= Freelancing in India =

India had an estimated 15 million independent workers or freelancers in 2020, with industries like Information Technology, finance, Human Resource and design increasingly hiring people on a project basis. 70 percent of freelancers from India reported working exclusively as freelancers, with 48 percent of them dedicating 30 hours or less per week to their work. In a report of (National Institution for Transforming India) NITI Aayog has estimated that India’s gig workforce or freelancing will grow to 2.35 crore by 2029-30. In 2020-21, it was at 77 lakh. Of this 26.6 lakh gig workers were from sales and retail trade.

India’s workforce is increasingly drawn to freelance and contractual work. With one of the world’s largest working-age populations, India is considered to have the potential to become a leading hub of the global gig economy.

== Government ==
There was little effort from India's government towards assisting freelancers until in 2015 when it started the Digital India Platform (DIP), an initiative to digitize all government documents and where freelancers are hired to perform the tasks. Anyone with computer knowledge, Internet access, and a valid Aadhar card would be eligible to apply for this freelance opportunity. More than 68% of freelancers depend upon social media to find suitable work opportunities

Considering that the PM Modi’s Government has encouraged entrepreneurship by launching multiple programs, such as Skill India and Startup India, it should now lend a helping hand and support the freelancer's community.

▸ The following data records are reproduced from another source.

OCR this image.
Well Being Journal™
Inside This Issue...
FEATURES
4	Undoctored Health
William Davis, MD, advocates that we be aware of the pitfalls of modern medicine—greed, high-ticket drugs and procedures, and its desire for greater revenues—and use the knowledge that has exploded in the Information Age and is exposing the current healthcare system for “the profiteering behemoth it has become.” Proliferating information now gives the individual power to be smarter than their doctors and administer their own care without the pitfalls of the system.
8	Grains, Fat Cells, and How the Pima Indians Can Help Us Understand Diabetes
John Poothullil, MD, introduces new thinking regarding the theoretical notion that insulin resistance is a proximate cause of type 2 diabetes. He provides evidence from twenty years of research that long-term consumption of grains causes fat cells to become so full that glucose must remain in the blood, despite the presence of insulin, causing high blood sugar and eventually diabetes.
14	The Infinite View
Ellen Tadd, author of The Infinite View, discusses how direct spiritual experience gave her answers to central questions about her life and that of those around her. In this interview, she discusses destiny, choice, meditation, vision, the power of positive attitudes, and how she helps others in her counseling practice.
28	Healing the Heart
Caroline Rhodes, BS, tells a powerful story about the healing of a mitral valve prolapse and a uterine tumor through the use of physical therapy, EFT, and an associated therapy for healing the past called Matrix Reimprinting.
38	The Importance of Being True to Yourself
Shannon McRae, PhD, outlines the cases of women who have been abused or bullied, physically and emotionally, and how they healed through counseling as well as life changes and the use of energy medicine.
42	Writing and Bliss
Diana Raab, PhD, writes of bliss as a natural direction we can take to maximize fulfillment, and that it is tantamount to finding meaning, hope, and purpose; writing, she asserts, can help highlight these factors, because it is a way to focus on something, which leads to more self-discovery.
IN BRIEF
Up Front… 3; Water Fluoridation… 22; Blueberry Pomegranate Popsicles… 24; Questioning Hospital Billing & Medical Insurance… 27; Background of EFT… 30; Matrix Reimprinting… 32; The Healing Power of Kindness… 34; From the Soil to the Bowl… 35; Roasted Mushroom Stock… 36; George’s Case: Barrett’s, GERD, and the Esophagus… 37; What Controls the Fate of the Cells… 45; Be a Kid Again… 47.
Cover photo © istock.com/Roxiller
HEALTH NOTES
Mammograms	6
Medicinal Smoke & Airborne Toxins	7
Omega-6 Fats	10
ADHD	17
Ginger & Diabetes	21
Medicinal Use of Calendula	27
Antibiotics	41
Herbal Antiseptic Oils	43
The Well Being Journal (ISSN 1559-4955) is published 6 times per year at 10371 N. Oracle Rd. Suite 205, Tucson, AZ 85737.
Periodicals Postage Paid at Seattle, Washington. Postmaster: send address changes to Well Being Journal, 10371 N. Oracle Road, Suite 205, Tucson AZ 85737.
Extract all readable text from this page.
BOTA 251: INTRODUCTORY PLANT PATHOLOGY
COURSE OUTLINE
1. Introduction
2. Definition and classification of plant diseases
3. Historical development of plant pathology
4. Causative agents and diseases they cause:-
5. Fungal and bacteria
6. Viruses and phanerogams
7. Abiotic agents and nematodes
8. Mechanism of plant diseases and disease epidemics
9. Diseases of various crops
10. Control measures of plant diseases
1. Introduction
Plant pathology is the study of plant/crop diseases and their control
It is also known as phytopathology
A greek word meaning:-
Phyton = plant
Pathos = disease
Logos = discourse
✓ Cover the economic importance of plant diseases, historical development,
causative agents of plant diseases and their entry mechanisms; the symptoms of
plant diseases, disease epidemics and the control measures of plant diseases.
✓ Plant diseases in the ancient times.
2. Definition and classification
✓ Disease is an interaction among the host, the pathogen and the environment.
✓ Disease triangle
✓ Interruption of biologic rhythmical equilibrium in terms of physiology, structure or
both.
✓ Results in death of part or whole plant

== Female Indian freelance workers ==
Numerous highly educated women, holding masters and doctorate degrees in India who cannot pursue a regular occupation due to family and social obligations. Rather than cutting short their professional careers, these women often turn to freelancing.

Although freelancing offers a flexible career option, the number of Indian women in freelancing remains comparatively smaller than their male counterparts. In a survey conducted by Payoneer, a payments services provider based in New York in 2015, only 22 percent of Indian freelancers are women. Not only this but the same report reveals that women are paid lesser than the men who freelance. While a male freelancer earns $19 per hour on an average, a female freelancer apparently earns $17 per hour for the same project.

== Companies and freelancers ==
The distinct shifts in technology, culture, demographics, and professional needs and goals have driven companies to reassess their human resource policies to accommodate the burgeoning freelance economy. India has seen a significant increase in the freelance community, with a 46% rise in new freelancers from Q1 to Q2 in 2020, as reported by Times of India in 2022. These companies hire freelancers and independent consultants across various levels of management, including positions such as freelance CFOs who contribute to streamlining a company’s finances. According to industry estimates, hiring the services of an outsourced CFO can result in operational savings of 30 to 70 percent. Depending upon the nature of the job, fees can range from Rs. 30,000 to a few lakhs per month.